All ears will be voluntarily or compulsorily glued to Prime Minister Narendra Modi's address on Friday on the occasion of Teachers' Day, and for students, the whole exercise is likely to turn into a dreaded, imposed classroom session instead of an inspiring speech.

A huge controversy had erupted over the HRD ministry's unequivocal directive to schools across the country – make watching of the live telecast of PM's address mandatory. While the ministry buckled under severe criticism for its dictatorial demand and left it to schools to decide, it has still gone ahead to issue directives to education secretaries of all states that it will check on how many schools and students followed Modi's address.

For students, of course, Modi will come across as nothing short of the caricatured 'Big Boss', who, in his popular baritone voice, directs 'inmates' in a reality show to follow his every word.

In several schools, students have been warned about 'strict action' if they fail to attend the speech, while in some schools, students will have to take copious notes as Modi speaks, as the management has decided to test them on the speech.

The Bal Bharati Public School in Noida has asked students of Class 3 to Class 12 to pay close attention to the 'key points' of the PM's address, as they will be evaluated on it in the upcoming examinations, The Indian Express reported.

The principal of the school justified the decision to test students on the PM's address as the only way to "force students to think about the PM's vision".

"These days, students understand the language of examinations and marks only, so I decided to test them on the PM's speech. I think this will help them assess their listening abilities also and force them to think on the PM's stand on various issues of national importance," principal Asha Prabhakar told IE.

The speech, of course, is expected to be ridden with patriotic messages.

Addressing students on Teachers' Day is said to be Modi's preferred way of directing children towards 'nation-building', and this time, he even had a few lessons for school teachers – encourage students to think about the nation.

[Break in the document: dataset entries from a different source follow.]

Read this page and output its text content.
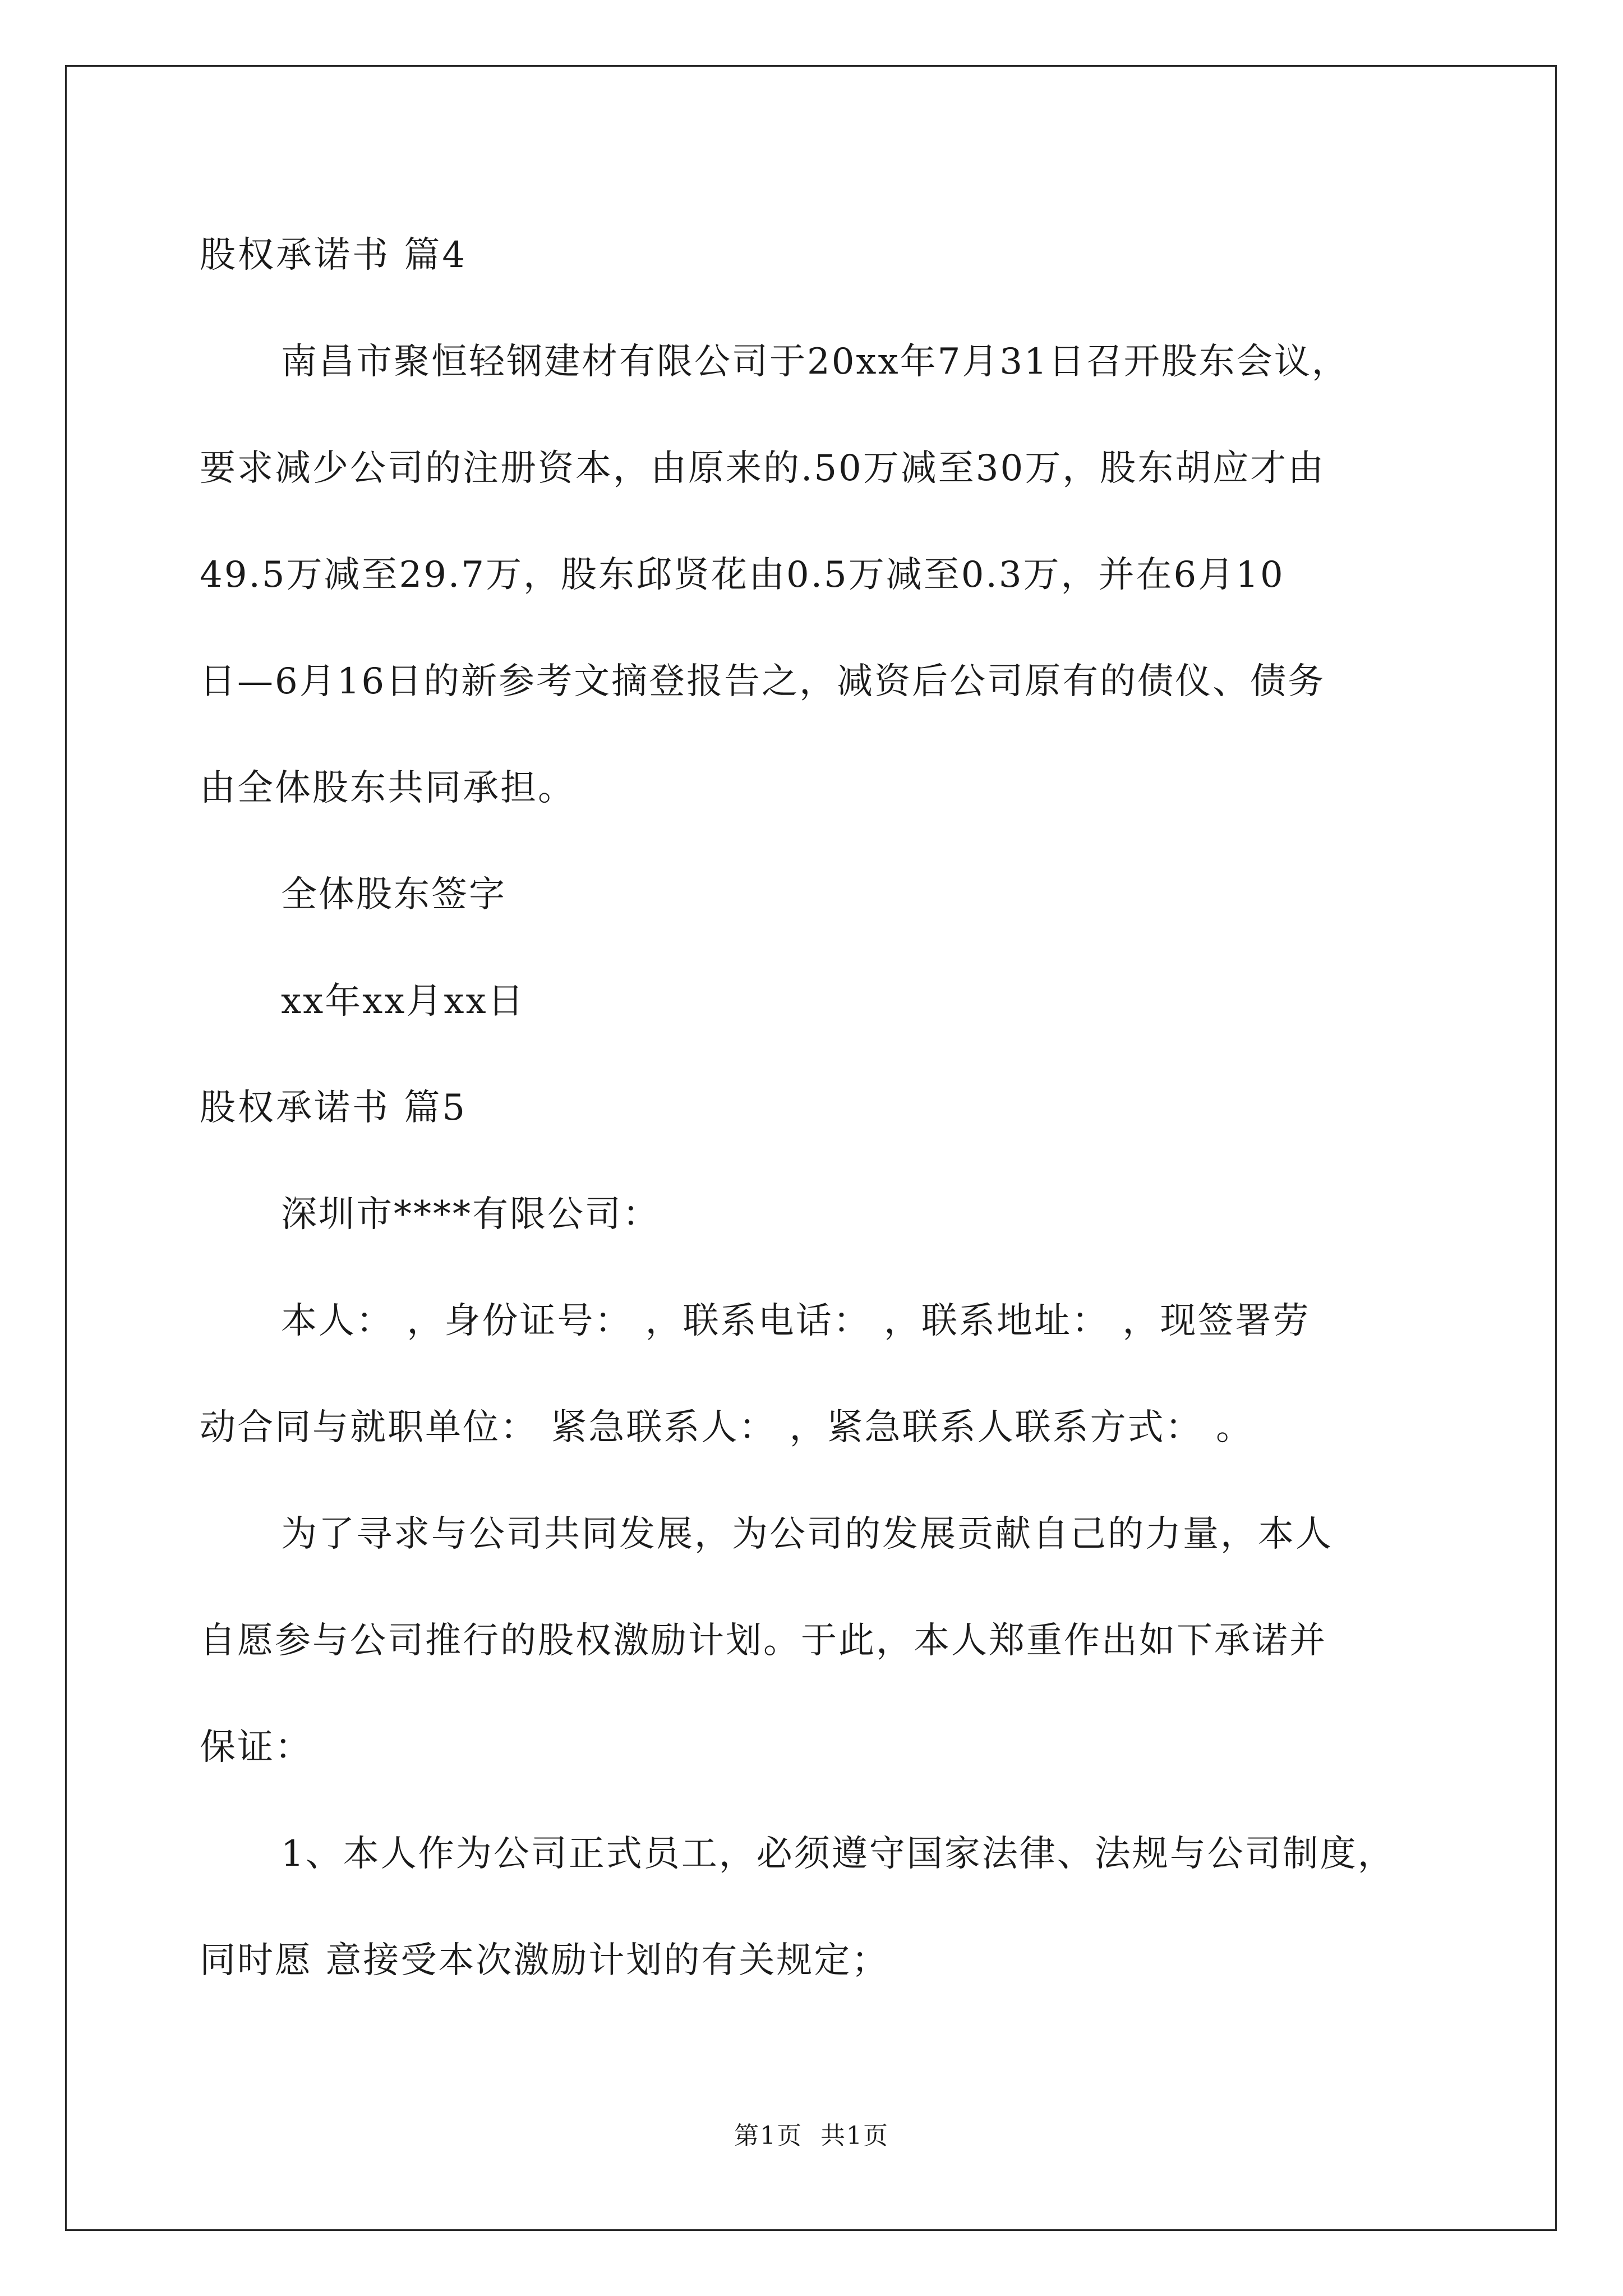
股权承诺书 篇4
南昌市聚恒轻钢建材有限公司于20xx年7月31日召开股东会议，
要求减少公司的注册资本，由原来的.50万减至30万，股东胡应才由
49.5万减至29.7万，股东邱贤花由0.5万减至0.3万，并在6月10
日—6月16日的新参考文摘登报告之，减资后公司原有的债仪、债务
由全体股东共同承担。
全体股东签字
xx年xx月xx日
股权承诺书 篇5
深圳市****有限公司：
本人： ，身份证号： ，联系电话： ，联系地址： ，现签署劳
动合同与就职单位： 紧急联系人： ，紧急联系人联系方式： 。
为了寻求与公司共同发展，为公司的发展贡献自己的力量，本人
自愿参与公司推行的股权激励计划。于此，本人郑重作出如下承诺并
保证：
1、本人作为公司正式员工，必须遵守国家法律、法规与公司制度，
同时愿 意接受本次激励计划的有关规定；
第1页  共1页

In an email that he sent out to school teachers, Modi has exhorted them to "encourage students to think critically about broader issues concerning our Nation, society and the environment... Lessons in good citizenship inculcated at a young age will go a long way in creating a better society. I hope I can count on your support to make a beginning this Teachers' Day," as reported by The Times of India.

This is, however, not the first time that Modi has directed schools to ensure students key into his every word during the Teachers' Day address. Even during his tenure as the Gujarat Chief Minister, Modi had made it mandatory for schools across the state to view his address, The Economic Times reported.

For students across the country, this Teachers' Day could be their first sample of the controversial 'Gujarat model'.